# Immersion Training - The Guide



## GypsyBoo (Apr 24, 2014)

GypsyBoo said:


> I have a question please if someone could help me. I have had my two girls Gypsy and Boo for like 11 days now, they are both I want to say near perfect from using the immersion training, they come to their names, they seem to enjoy my company , I still struggle a bit with getting them out of the cage they come to the door eagerly but when I go to pick them up they make me chase them. BUT my real question is this.

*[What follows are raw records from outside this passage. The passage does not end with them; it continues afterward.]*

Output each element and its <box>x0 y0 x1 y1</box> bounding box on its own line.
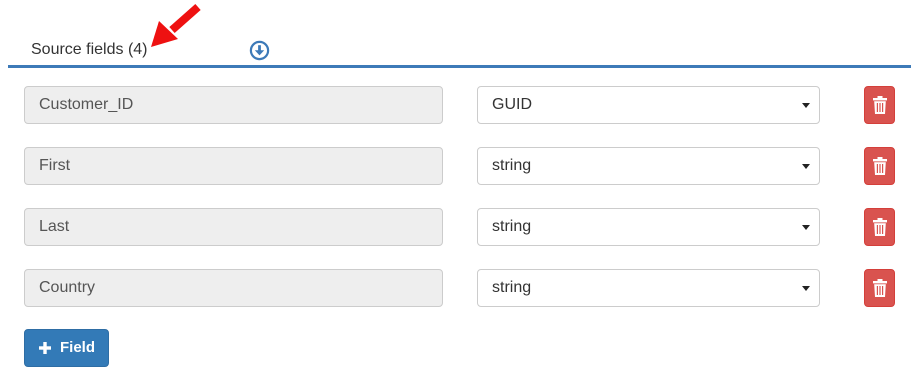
field-row: string <box>0 208 919 248</box>
field-name-input[interactable] <box>24 269 443 307</box>
caret-down-icon <box>802 103 810 108</box>
caret-down-icon <box>802 286 810 291</box>
field-type-value: string <box>492 218 532 235</box>
panel-header: Source fields (4) <box>0 0 919 68</box>
source-fields-tab[interactable]: Source fields (4) <box>31 41 148 59</box>
header-underline <box>8 65 911 68</box>
add-field-button[interactable]: Field <box>24 329 109 367</box>
delete-field-button[interactable] <box>864 147 895 185</box>
trash-icon <box>873 157 887 175</box>
delete-field-button[interactable] <box>864 208 895 246</box>
field-name-input[interactable] <box>24 208 443 246</box>
field-row: GUID <box>0 86 919 126</box>
field-type-select[interactable]: GUID <box>477 86 820 124</box>
trash-icon <box>873 96 887 114</box>
field-type-select[interactable]: string <box>477 208 820 246</box>
field-row: string <box>0 147 919 187</box>
field-type-value: string <box>492 157 532 174</box>
delete-field-button[interactable] <box>864 86 895 124</box>
field-row: string <box>0 269 919 309</box>
trash-icon <box>873 218 887 236</box>
field-type-select[interactable]: string <box>477 147 820 185</box>
caret-down-icon <box>802 164 810 169</box>
field-name-input[interactable] <box>24 86 443 124</box>
field-type-value: string <box>492 279 532 296</box>
plus-icon <box>39 342 51 354</box>
arrow-circle-down-icon[interactable] <box>249 40 270 61</box>
source-fields-panel: Source fields (4) GUID <box>0 0 919 380</box>
field-type-value: GUID <box>492 96 532 113</box>
add-field-label: Field <box>60 339 96 356</box>
trash-icon <box>873 279 887 297</box>
caret-down-icon <box>802 225 810 230</box>
field-type-select[interactable]: string <box>477 269 820 307</box>
delete-field-button[interactable] <box>864 269 895 307</box>
red-arrow-icon <box>148 2 206 50</box>
field-name-input[interactable] <box>24 147 443 185</box>
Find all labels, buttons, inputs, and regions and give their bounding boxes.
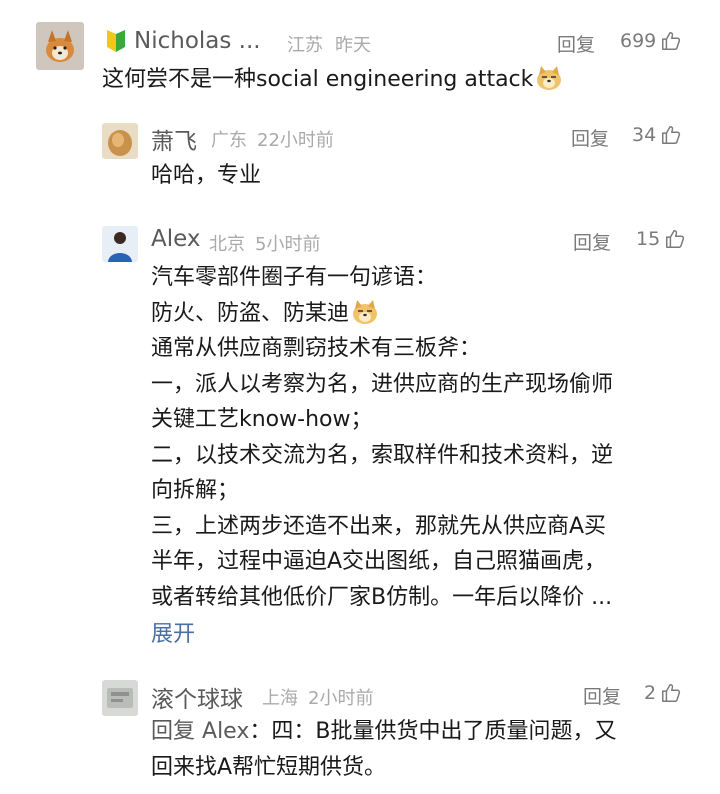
- comment-text-line: 一，派人以考察为名，进供应商的生产现场偷师: [151, 371, 614, 397]
- like-button[interactable]: 34: [632, 124, 682, 146]
- comment-item: 滚个球球 上海 2小时前 回复 2 回复 Alex：四：B批量供货中出了质量问题…: [0, 662, 720, 794]
- comment-text-line: 哈哈，专业: [151, 163, 262, 188]
- comment-text-line: 汽车零部件圈子有一句谚语：: [151, 265, 438, 290]
- avatar-image: [36, 22, 84, 70]
- comment-time: 2小时前: [308, 688, 374, 709]
- like-count: 2: [644, 682, 657, 704]
- like-count: 699: [620, 30, 657, 52]
- doge-emoji-icon: [537, 66, 562, 90]
- comment-author[interactable]: Alex: [151, 226, 200, 252]
- comment-text-line: 三，上述两步还造不出来，那就先从供应商A买: [151, 513, 607, 539]
- comment-text-line: 通常从供应商剽窃技术有三板斧：: [151, 336, 482, 361]
- comment-item: 萧飞 广东 22小时前 回复 34 哈哈，专业: [0, 100, 720, 200]
- avatar[interactable]: [102, 680, 138, 716]
- comment-time: 昨天: [335, 35, 371, 56]
- comment-item: Nicholas ... 江苏 昨天 回复 699 这何尝不是一种social …: [0, 0, 720, 100]
- comment-text-line: 防火、防盗、防某迪: [151, 300, 350, 326]
- comment-text-line: 向拆解；: [151, 478, 240, 503]
- thumbs-up-icon: [666, 230, 685, 248]
- like-button[interactable]: 15: [636, 228, 686, 250]
- expand-link[interactable]: 展开: [151, 616, 195, 648]
- thumbs-up-icon: [662, 32, 681, 50]
- avatar-image: [102, 123, 138, 159]
- comment-body: 汽车零部件圈子有一句谚语： 防火、防盗、防某迪 通常从供应商剽窃技术有三板斧： …: [151, 260, 613, 615]
- thumbs-up-icon: [662, 684, 681, 702]
- comment-text-line: 回来找A帮忙短期供货。: [151, 754, 387, 780]
- avatar[interactable]: [102, 226, 138, 262]
- reply-target-user[interactable]: Alex: [202, 719, 249, 744]
- comment-time: 22小时前: [257, 130, 334, 151]
- doge-emoji-icon: [353, 299, 378, 324]
- comment-text-line: 二，以技术交流为名，索取样件和技术资料，逆: [151, 442, 614, 468]
- comment-text-line: 关键工艺know-how；: [151, 407, 373, 432]
- comment-time: 5小时前: [255, 234, 321, 255]
- reply-button[interactable]: 回复: [557, 30, 595, 57]
- like-count: 34: [632, 124, 657, 146]
- comment-location: 上海: [262, 688, 298, 709]
- reply-button[interactable]: 回复: [571, 124, 609, 151]
- like-button[interactable]: 2: [644, 682, 682, 704]
- avatar[interactable]: [102, 123, 138, 159]
- comment-text-line: 这何尝不是一种social engineering attack: [102, 67, 534, 92]
- avatar-image: [102, 226, 138, 262]
- comment-text-line: ：四：B批量供货中出了质量问题，又: [249, 719, 617, 744]
- comment-location: 江苏: [287, 35, 323, 56]
- reply-button[interactable]: 回复: [583, 682, 621, 709]
- comment-body: 哈哈，专业: [151, 158, 261, 194]
- thumbs-up-icon: [662, 126, 681, 144]
- avatar-image: [102, 680, 138, 716]
- reply-button[interactable]: 回复: [573, 228, 611, 255]
- reply-prefix: 回复: [151, 719, 196, 744]
- comment-text-line: 或者转给其他低价厂家B仿制。一年后以降价 ...: [151, 584, 613, 610]
- comment-author[interactable]: 萧飞: [151, 122, 197, 156]
- comment-author[interactable]: Nicholas ...: [134, 28, 261, 54]
- comment-location: 北京: [209, 234, 245, 255]
- comment-location: 广东: [211, 130, 247, 151]
- comment-author[interactable]: 滚个球球: [151, 680, 243, 714]
- like-count: 15: [636, 228, 661, 250]
- comment-body: 回复 Alex：四：B批量供货中出了质量问题，又 回来找A帮忙短期供货。: [151, 714, 616, 785]
- avatar[interactable]: [36, 22, 84, 70]
- comment-body: 这何尝不是一种social engineering attack: [102, 62, 563, 98]
- verified-badge-icon: [104, 28, 128, 58]
- comment-item: Alex 北京 5小时前 回复 15 汽车零部件圈子有一句谚语： 防火、防盗、防…: [0, 204, 720, 654]
- like-button[interactable]: 699: [620, 30, 682, 52]
- comment-text-line: 半年，过程中逼迫A交出图纸，自己照猫画虎，: [151, 549, 607, 574]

My other two girls Bubbles and Jinx I just got on Friday night well today I started their second immersion training and Bubbles did great, yesterday she had spent almost the whole time cowered in the corner but today she was climbing on me and responding to her name etc butttttt Jinx escaped the play area, I do not for the life of me know how she did it because I was right there and didnt see or hear a thing, suddenly she was just gone, well she went missing for a good 8 hours or so when I finally found her in my closet , my closet is a total wreck of boxes and clothes so it was a slow painful process emptying it out and making sure nothing fell on her, she would come out of hiding, sniff my hand but run before I could grab her, to make a long story short it took me and my two teenage sons almost 45 minutes of trapping and coraling her before we caught her and returned her to her cage sooo here is the question, when I do immersion with the girls tomorrow do I include Jinx OR do I leave her in the cage since she had a pretty traumatic day? I dont want to stress her out but really want to make progress with her also. Also any clue how high the walls should be on the play area, I am thinking she must have just jumped right over, they are currently two feet tall. None of the other rats have been able to jump them but I dont see any other way she got out without me seeing her. Thank you so much for anyone kind enough to help me with this..


----------